Most individuals with chronic gastritis have no symptoms. However, some people develop more serious problems, including stomach or duodenal ulcers. Ulcers can cause a variety of symptoms or no symptoms at all, with the most common symptoms including:

  • Pain or discomfort (usually in the upper abdomen)
  • Bloating
  • Feeling full after eating a small amount of food
  • Lack of appetite
  • Nausea or vomiting
  • Dark or tar-coloured stools
  • Ulcers that bleed can cause a low blood count and fatigue

Certain medications can also cause peptic ulcers. 

Who should be tested for H. Pylori infection?

If you have symptoms — Diagnostic testing for H. pylori infection is recommended if you have active gastric or duodenal ulcers or if you have a history of ulcers.

There are several ways to diagnose H. pylori. The most commonly used tests include the following:

  1. Breath tests — Breath tests (known as urea breath tests) require that you drink a specialized solution containing a substance that is broken down by the H. pylori bacterium. The broken down products can be detected in your breath.
  2. Stool tests — Tests are available that detect H. pylori proteins in the stool.
  3. Blood tests — Blood tests can detect specific antibodies (proteins) that the body’s immune system develops, in response to the H. pylori bacterium.

How is H. Pylori infection treated?

The treatment of H. pylori includes several steps. A two-week therapy of multiple antibiotics along with an antacid (mostly the proton pump inhibitors class of drug) is generally prescribed. After completing the H. pylori treatment, repeat testing is usually performed to ensure that the infection has been treated properly. However, there are increasing numbers of patients with H. pylori infection, who are showing resistance to the antibiotics. Hence, it is important to take the entire course of all medications as prescribed by your health care professional. The drawback though is that up to 50 percent of patients report side effects while taking this H. pylori treatment. These side effects include metallic taste, headache, nausea, vomiting, stomach cramps etc. Furthermore, patients don’t comply with the treatment as multiple dosing of several tablets per day is required, for at least two weeks.

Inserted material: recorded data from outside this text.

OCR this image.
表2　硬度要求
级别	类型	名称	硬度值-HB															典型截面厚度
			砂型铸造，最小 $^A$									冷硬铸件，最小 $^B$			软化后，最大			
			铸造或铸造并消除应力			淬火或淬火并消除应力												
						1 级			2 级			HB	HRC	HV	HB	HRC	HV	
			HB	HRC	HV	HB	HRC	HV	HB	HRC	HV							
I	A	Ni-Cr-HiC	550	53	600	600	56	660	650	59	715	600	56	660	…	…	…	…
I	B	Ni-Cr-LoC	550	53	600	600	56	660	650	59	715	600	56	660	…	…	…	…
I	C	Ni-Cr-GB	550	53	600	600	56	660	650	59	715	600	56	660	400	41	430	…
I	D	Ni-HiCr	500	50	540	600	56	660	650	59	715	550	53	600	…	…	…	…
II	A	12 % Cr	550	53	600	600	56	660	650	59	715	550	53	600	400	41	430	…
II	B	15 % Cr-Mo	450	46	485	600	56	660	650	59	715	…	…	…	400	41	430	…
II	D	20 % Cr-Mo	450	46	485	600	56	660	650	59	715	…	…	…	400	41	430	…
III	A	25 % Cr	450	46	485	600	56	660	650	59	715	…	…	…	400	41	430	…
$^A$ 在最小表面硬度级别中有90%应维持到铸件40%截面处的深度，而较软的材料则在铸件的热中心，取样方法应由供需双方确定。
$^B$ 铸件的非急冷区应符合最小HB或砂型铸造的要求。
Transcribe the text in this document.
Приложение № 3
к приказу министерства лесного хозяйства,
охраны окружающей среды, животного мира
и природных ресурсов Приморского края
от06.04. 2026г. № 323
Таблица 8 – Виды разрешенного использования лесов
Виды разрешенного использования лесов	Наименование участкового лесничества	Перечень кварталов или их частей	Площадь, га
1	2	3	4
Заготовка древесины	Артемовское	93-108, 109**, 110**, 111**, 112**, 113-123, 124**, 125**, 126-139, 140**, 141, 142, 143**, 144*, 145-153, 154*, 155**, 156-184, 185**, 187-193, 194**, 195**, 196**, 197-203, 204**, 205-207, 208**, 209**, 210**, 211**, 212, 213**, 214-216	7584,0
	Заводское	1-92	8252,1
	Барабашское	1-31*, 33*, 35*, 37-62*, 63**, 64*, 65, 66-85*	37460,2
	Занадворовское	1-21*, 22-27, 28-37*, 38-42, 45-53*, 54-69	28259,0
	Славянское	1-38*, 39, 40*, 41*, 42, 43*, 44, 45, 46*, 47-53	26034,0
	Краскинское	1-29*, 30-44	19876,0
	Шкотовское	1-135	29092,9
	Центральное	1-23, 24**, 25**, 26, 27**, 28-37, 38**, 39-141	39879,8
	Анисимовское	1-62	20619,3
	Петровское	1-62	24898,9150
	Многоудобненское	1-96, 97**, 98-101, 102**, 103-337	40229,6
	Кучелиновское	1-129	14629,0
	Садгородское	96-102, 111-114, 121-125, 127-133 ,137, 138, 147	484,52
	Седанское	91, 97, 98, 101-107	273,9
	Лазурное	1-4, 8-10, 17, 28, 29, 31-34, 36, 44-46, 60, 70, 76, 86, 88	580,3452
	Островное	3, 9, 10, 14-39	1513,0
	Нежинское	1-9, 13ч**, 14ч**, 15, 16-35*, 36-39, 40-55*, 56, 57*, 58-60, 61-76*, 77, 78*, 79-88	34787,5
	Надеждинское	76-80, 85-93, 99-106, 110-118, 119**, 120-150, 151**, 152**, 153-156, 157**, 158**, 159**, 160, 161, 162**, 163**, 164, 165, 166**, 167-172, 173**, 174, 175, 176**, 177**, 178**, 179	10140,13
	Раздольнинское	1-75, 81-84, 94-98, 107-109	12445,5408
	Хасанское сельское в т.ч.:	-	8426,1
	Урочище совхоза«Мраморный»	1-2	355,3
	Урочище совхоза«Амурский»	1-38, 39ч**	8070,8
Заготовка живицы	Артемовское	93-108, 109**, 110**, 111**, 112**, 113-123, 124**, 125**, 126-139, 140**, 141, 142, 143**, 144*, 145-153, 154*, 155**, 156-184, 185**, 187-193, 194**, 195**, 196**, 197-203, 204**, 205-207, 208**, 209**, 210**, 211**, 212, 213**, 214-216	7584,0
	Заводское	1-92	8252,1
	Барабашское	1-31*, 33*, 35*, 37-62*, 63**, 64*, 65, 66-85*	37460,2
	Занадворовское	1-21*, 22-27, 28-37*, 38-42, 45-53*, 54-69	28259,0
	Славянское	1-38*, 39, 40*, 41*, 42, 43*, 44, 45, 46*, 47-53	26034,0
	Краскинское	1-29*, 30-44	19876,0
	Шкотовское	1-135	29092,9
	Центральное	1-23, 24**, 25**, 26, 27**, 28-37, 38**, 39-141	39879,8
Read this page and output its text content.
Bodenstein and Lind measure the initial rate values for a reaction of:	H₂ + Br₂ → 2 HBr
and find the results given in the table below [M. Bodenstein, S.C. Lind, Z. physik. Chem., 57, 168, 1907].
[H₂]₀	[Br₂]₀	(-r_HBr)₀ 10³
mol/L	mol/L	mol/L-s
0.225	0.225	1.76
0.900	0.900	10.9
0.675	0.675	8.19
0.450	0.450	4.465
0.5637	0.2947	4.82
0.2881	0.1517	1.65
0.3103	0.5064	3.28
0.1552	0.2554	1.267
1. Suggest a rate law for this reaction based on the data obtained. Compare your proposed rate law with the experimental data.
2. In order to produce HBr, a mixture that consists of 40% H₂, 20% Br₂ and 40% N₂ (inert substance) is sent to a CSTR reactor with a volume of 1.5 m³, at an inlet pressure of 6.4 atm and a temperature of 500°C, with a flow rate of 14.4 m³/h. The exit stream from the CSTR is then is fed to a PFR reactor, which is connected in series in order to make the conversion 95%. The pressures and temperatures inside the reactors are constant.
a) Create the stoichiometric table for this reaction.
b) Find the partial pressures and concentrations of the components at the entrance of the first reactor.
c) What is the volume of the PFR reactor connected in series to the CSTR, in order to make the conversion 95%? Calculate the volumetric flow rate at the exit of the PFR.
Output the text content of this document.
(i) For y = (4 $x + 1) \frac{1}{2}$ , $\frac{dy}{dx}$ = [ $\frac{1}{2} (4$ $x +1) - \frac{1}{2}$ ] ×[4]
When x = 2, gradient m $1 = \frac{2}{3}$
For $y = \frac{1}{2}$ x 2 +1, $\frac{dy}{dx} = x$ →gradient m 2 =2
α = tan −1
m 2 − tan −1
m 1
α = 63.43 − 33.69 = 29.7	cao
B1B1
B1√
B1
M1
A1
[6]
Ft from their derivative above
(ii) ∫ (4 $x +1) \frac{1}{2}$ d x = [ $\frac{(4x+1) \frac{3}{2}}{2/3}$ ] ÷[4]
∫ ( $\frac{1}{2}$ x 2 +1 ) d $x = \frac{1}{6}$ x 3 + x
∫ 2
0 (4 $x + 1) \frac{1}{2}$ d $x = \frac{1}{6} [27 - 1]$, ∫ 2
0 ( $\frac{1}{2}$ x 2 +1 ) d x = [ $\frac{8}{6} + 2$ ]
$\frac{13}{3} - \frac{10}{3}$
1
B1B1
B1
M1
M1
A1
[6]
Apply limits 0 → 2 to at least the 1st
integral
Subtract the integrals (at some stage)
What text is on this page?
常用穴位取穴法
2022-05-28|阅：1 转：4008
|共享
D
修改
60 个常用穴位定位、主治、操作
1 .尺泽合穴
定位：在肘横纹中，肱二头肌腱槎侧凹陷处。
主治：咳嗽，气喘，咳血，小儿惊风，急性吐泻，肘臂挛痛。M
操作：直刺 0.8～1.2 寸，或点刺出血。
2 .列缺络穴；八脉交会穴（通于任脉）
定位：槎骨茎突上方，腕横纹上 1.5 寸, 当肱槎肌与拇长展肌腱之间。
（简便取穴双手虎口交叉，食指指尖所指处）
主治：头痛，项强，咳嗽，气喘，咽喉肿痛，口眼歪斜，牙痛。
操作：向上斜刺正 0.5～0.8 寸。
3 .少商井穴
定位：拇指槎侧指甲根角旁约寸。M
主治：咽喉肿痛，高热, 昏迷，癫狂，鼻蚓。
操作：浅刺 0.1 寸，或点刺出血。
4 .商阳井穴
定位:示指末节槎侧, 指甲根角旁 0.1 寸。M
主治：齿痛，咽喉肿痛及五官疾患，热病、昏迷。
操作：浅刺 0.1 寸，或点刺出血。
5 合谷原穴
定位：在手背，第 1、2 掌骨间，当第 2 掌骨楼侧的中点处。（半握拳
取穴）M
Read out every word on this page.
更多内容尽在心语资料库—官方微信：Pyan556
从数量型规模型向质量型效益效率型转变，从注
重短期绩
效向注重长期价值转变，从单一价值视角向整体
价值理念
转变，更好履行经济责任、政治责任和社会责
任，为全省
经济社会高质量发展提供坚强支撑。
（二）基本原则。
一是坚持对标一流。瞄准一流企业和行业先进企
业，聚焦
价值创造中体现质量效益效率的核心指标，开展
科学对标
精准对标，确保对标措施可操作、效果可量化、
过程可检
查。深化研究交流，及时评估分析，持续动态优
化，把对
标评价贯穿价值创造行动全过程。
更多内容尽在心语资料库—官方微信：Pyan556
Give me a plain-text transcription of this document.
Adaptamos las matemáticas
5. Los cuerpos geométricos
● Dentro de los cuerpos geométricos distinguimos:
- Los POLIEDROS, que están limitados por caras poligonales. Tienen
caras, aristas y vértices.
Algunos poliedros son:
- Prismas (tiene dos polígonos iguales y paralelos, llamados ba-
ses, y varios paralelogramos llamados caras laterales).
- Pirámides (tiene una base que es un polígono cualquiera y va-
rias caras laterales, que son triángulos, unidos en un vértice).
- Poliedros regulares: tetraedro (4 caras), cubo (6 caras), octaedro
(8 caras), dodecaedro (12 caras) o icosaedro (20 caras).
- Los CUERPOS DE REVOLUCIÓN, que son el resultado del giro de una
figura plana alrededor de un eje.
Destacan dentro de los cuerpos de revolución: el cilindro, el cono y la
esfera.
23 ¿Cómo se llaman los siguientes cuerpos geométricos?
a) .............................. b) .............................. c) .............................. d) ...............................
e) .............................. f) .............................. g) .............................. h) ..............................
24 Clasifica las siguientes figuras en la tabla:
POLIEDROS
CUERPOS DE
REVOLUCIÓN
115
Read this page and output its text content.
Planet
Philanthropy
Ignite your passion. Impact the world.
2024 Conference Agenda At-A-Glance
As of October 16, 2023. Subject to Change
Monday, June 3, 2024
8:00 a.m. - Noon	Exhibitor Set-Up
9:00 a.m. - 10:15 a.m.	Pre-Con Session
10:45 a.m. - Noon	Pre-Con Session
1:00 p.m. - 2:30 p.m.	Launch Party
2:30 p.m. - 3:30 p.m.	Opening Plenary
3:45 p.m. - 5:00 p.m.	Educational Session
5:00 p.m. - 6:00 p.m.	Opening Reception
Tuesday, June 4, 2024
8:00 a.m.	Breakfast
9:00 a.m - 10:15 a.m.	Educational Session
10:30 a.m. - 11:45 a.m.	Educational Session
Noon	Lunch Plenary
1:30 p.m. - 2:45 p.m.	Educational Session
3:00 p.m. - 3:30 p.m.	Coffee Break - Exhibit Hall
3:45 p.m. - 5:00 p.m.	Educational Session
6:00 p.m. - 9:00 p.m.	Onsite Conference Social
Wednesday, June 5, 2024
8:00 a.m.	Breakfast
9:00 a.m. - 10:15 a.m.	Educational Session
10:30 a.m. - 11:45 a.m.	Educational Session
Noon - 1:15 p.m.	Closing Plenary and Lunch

Newer therapies for H. Pylori eradication –

There are numerous types of probiotics such as Lactobacillus species which are used for the eradication of H pylori and to prevent gastrointestinal infections. Research has shown that a unique strain of Lactobacillus reuteri (DSM17648) exerts its action by attaching to/co-aggregating with the H. pylori bacteria and flushing them out of the body. This strain of L reuteri i.e. DSM17648 is also capable of reducing the H. pylori bacterial load and side effects associated with antibiotic therapy.